Modern LLMs, just like everyone reading this, will instead reach for a calculator to perform such tasks. I can't do that in my head either, but a python script can so that's what any tool-using LLM will (and should) do.
Long multiplication is a trivial form of reasoning that is taught at elementary level. Furthermore, the LLM isn't doing things "in its head" - the headline feature of GPT LLMs is attention across all previous tokens, all of its "thoughts" are on paper. That was Opus with extended reasoning, it had all the opportunity to get it right, but didn't. There are people who can quickly multiply such numbers in their head (I am not one of them).
I tried this with Claude - it has to be explicitly instructed to not make an external tool call, and it can get the right answer if asked to show its work long-form.
Mathematics is not the only kind of reasoning, so your conclusion is false. The human brain also has compartments for different types of activities. Why shouldn't an AI be able to use tools to augment its intelligence?
There are many examples of current limitations, but do you see a reason to think they are fundamental limitations? (I'm not saying they aren't, I'm curious what the evidence is for that.)
It's because of how transformers work, especially the fact that the output layer is a bunch of weights which we quite literally do a weighted random choice from. My hunch is that diffusion models would have a higher chance of doing real reasoning - or something like a latent space for reasoning.
Thinking that LLMs are intelligent arises from an incomplete understanding of how they work or, alternatively, having shareholders to keep happy.
Furthermore, the LLM isn't doing things "in its head" - the headline feature of GPT LLMs is attention across all previous tokens, all of its "thoughts" are on paper
LOL, talk about special pleading. Whatever it takes to reshape the argument into one you can win, I guess...
LLMs don't reason.
Let's see you do that multiplication in your head. Then, when you fail, we'll conclude you don't reason. Sound fair?

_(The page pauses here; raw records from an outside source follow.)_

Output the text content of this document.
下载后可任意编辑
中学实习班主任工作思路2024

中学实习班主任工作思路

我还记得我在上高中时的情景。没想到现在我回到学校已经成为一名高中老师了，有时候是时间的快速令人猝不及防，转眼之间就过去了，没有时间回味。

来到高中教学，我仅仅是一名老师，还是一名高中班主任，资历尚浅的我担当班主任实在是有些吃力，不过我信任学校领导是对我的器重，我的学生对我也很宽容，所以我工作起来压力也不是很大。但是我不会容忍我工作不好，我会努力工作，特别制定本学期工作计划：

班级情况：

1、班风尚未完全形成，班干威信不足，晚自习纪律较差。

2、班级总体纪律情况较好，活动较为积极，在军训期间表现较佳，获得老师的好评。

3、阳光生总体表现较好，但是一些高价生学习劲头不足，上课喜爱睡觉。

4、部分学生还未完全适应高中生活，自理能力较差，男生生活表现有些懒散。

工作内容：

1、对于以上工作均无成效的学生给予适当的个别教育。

I can do it with a scratch pad. And I can also tell you when the calculation exceeds what I can do in my head and when I need a scratch pad. I can also check a long multiplication answer in my head (casting 9s, last digit etc.) and tell if there’s a mistake.
The LLMs also have access to a scratch pad. And importantly don’t know when they need to use it (as in, they will sometimes get long multiplication right if you ask them to show their work but if you don’t ask them to they will almost certainly get it wrong).
The context is the scratch pad. LLMs have perfect recall (ignoring "lost in the middle") across the entire context, unlike humans. LLMs "think on paper."
Plenty of humans can't do arithmetic. Can they also not reason.
Reasoning isn't a binary switch. It's a multidimensional continuum. AI can clearly reason to some extent even if it also clearly doesn't reason in the same way that a human would.
> Plenty of humans can't do arithmetic. Can they also not reason.
I just pointed out that this isn't valid reasoning ... it's a fallacy of denial of the antecedent. No one is arguing that because LLMs can't do arithmetic, therefore they can't reason. After all, zamalek said that he can't quickly multiply large numbers in his head, but he isn't saying that therefore he can't reason.
> Reasoning isn't a binary switch. It's a multidimensional continuum.
Indeed, and a lot of humans are very bad at it, as is clear from the comments I'm responding to.
> AI can clearly reason to some extent
The claim was about LLMs, not AI. This is like if someone said that chihuahuas are little and someone responded by saying that dogs are tall to some extent.
LLMs do not reason ... they do syntactic pattern matching. The appearance of reasoning is because of all the reasoning by humans that is implicit in the training data.
I've had this argument too many times ... it never goes anywhere. So I won't respond again ... over and out.
Indeed, and a lot of humans are very bad at it, as is clear from the comments I'm responding to.
This is your idea of "conversing curiously" and "editing out swipes," I suppose.
I've had this argument too many times ... it never goes anywhere. So I won't respond again ... over and out.
A real reasoning entity might pause for self-examination here. Maybe run its chain of thought for a few more iterations, or spend some tokens calling research tools. Just to probe the apparent mismatch between its own priors and those of "a lot of humans," most of whom are not, in fact, morons.
you’re just abstracting it away into this new “systems” definition
when someone says LLMs today they obviously mean software that does more than just text, if you want to be extra pedantic you can even say LLMs by themselves can’t even geenrate text since they are just model files if you don’t add them to a “system” that makes use of that model files, doh
> when someone says LLMs today they obviously mean ...
LLMs, if the someone is me or others who understand why it's important to be precise. And in this context, the distinction between LLM and AI mattered--not pedantic at all.